Johanna Sykes was holidaying in the Netherlands when she learned how much coal the nation imports from Australia.
It was that moment that inspired her to stand for a seat on Latrobe City Council, with the desire to promote the importance of brown coal in the Latrobe Valley.
“I think people looking in, they might say how fortunate we are to have all this possibility of employment, research, innovation, just here on our doorstep,” Ms Sykes said.
“It doesn’t have to be brought in by trucks or shiploads.
“That’s why I’m speaking up – coal is not our enemy – we must respect it… we need to go on to see what else we can utilise.
“I’m hoping it won’t divide our communities, I’m hoping it will enhance the community.”
The 72 year-old grew up in Gippsland after her parents re-settled their family from Holland, and apart from a 10-year stint outside the area, has lived in the Valley since 1981. The mother-of-five recalls looking over the Valley from Yallourn North in 1981 and thinking of the prosperous future the area could bring.
“I thought, ‘how exciting, we’ve got the rural aspect, but we’ve got our towns and our cities but also our power station in the distance for our employment and utilising of our coal for the energy that is needed’,” Ms Sykes said.
“So right back in ’81 I was so pleased that we came to an area that had employment, the prospect of future development in the Latrobe Valley, our coal industry.”
She continues to hold that view of prosperity today.
She said coal was part of the Valley’s story – its present and potentially future story.
“I respect renewables, I think our debate is very important, but coal just hasn’t had a voice,” she said.
“It seems to be a subject that we are not able to speak about very openly, and yet it is the backbone of our community, it’s the employment and also it’s the important base load for our electricity at this time and for many years to come – until the renewables do come online – in a significant and reliable way.”

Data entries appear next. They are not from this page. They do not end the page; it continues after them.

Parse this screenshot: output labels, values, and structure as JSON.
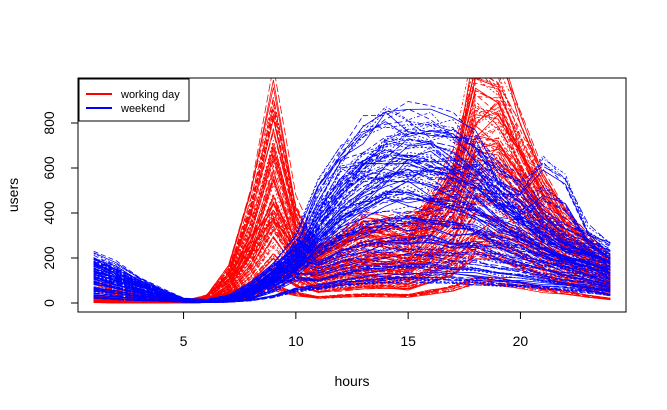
{
  "chart_data": {
    "type": "line",
    "title": "",
    "xlabel": "hours",
    "ylabel": "users",
    "xlim": [
      0.3,
      24.7
    ],
    "ylim": [
      -40,
      1000
    ],
    "xticks": [
      5,
      10,
      15,
      20
    ],
    "yticks": [
      0,
      200,
      400,
      600,
      800
    ],
    "grid": false,
    "legend_position": "top-left",
    "x": [
      1,
      2,
      3,
      4,
      5,
      6,
      7,
      8,
      9,
      10,
      11,
      12,
      13,
      14,
      15,
      16,
      17,
      18,
      19,
      20,
      21,
      22,
      23,
      24
    ],
    "series": [
      {
        "name": "working day",
        "color": "#ff0000",
        "profiles": [
          [
            15,
            8,
            5,
            3,
            3,
            20,
            120,
            380,
            760,
            360,
            200,
            260,
            320,
            300,
            270,
            420,
            560,
            940,
            880,
            680,
            480,
            350,
            260,
            170
          ],
          [
            10,
            5,
            3,
            2,
            2,
            15,
            90,
            300,
            640,
            300,
            160,
            210,
            250,
            240,
            220,
            340,
            470,
            820,
            780,
            590,
            420,
            300,
            220,
            140
          ],
          [
            8,
            4,
            2,
            1,
            2,
            12,
            70,
            240,
            520,
            250,
            130,
            170,
            200,
            190,
            180,
            280,
            390,
            690,
            650,
            500,
            350,
            250,
            180,
            110
          ],
          [
            6,
            3,
            2,
            1,
            1,
            10,
            55,
            190,
            420,
            200,
            110,
            140,
            160,
            160,
            150,
            230,
            320,
            560,
            530,
            410,
            290,
            210,
            150,
            90
          ],
          [
            5,
            2,
            1,
            1,
            1,
            8,
            40,
            140,
            310,
            160,
            90,
            110,
            130,
            130,
            120,
            180,
            250,
            430,
            410,
            320,
            230,
            170,
            120,
            70
          ],
          [
            4,
            2,
            1,
            1,
            1,
            6,
            30,
            100,
            220,
            120,
            70,
            90,
            100,
            100,
            95,
            140,
            190,
            320,
            300,
            240,
            170,
            130,
            90,
            55
          ],
          [
            3,
            1,
            1,
            0,
            1,
            4,
            20,
            60,
            140,
            80,
            50,
            60,
            70,
            70,
            65,
            95,
            130,
            210,
            200,
            160,
            120,
            90,
            60,
            35
          ],
          [
            2,
            1,
            0,
            0,
            0,
            2,
            10,
            30,
            70,
            40,
            25,
            30,
            35,
            35,
            32,
            48,
            65,
            100,
            95,
            80,
            60,
            45,
            30,
            18
          ],
          [
            60,
            40,
            25,
            12,
            8,
            30,
            100,
            250,
            380,
            250,
            230,
            280,
            340,
            330,
            320,
            400,
            520,
            700,
            760,
            600,
            420,
            310,
            230,
            160
          ],
          [
            90,
            60,
            40,
            20,
            12,
            20,
            40,
            80,
            140,
            170,
            200,
            250,
            300,
            320,
            330,
            360,
            400,
            520,
            600,
            500,
            360,
            260,
            200,
            140
          ],
          [
            30,
            20,
            12,
            6,
            4,
            10,
            25,
            60,
            100,
            110,
            120,
            150,
            170,
            180,
            175,
            190,
            210,
            260,
            300,
            260,
            200,
            150,
            110,
            70
          ],
          [
            20,
            12,
            8,
            4,
            3,
            25,
            140,
            420,
            840,
            390,
            210,
            240,
            280,
            260,
            240,
            380,
            520,
            960,
            980,
            720,
            500,
            360,
            270,
            180
          ]
        ]
      },
      {
        "name": "weekend",
        "color": "#0000ff",
        "profiles": [
          [
            180,
            140,
            90,
            50,
            15,
            12,
            25,
            70,
            140,
            220,
            420,
            560,
            640,
            690,
            700,
            680,
            650,
            600,
            500,
            420,
            340,
            280,
            240,
            200
          ],
          [
            160,
            120,
            80,
            45,
            12,
            10,
            20,
            60,
            120,
            200,
            370,
            500,
            580,
            620,
            630,
            610,
            580,
            540,
            450,
            380,
            310,
            250,
            220,
            180
          ],
          [
            140,
            100,
            70,
            40,
            10,
            8,
            18,
            50,
            110,
            180,
            320,
            440,
            510,
            550,
            560,
            540,
            520,
            480,
            400,
            340,
            280,
            230,
            200,
            160
          ],
          [
            120,
            90,
            60,
            35,
            9,
            7,
            15,
            45,
            100,
            160,
            280,
            380,
            440,
            480,
            490,
            470,
            450,
            420,
            350,
            300,
            250,
            200,
            180,
            140
          ],
          [
            100,
            75,
            50,
            30,
            8,
            6,
            12,
            40,
            90,
            140,
            240,
            320,
            370,
            400,
            410,
            400,
            380,
            350,
            300,
            260,
            220,
            180,
            160,
            120
          ],
          [
            80,
            60,
            40,
            25,
            7,
            5,
            10,
            35,
            120,
            240,
            200,
            260,
            300,
            320,
            330,
            320,
            310,
            290,
            250,
            220,
            190,
            160,
            140,
            100
          ],
          [
            60,
            45,
            30,
            20,
            6,
            4,
            8,
            30,
            100,
            200,
            160,
            200,
            230,
            250,
            260,
            250,
            240,
            230,
            200,
            180,
            150,
            130,
            110,
            80
          ],
          [
            40,
            30,
            20,
            15,
            5,
            3,
            6,
            20,
            60,
            120,
            110,
            140,
            160,
            170,
            180,
            175,
            170,
            160,
            140,
            130,
            110,
            95,
            80,
            60
          ],
          [
            25,
            18,
            12,
            9,
            4,
            2,
            4,
            12,
            30,
            60,
            70,
            90,
            100,
            110,
            115,
            112,
            108,
            100,
            90,
            85,
            75,
            65,
            55,
            40
          ],
          [
            190,
            150,
            100,
            55,
            18,
            14,
            30,
            80,
            160,
            260,
            460,
            610,
            700,
            760,
            770,
            740,
            700,
            650,
            540,
            460,
            380,
            310,
            270,
            220
          ],
          [
            170,
            130,
            90,
            50,
            14,
            10,
            22,
            55,
            100,
            170,
            300,
            420,
            530,
            620,
            690,
            700,
            680,
            620,
            520,
            460,
            560,
            500,
            300,
            230
          ]
        ]
      }
    ]
  }
}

If elected, Ms Sykes will look to promote the resource for clean coal uses and research, as well as enhance the region’s employment opportunities, and its education and health service facilities.
Pushing for a review of the amalgamation of three former shires into what is now called Latrobe City will be another focus.
She said there still appeared to be a division among residents of each major Latrobe Valley town, 22 years after they merged.
“Peace, harmony and good will – that’s what we need in our community,” Ms Sykes said.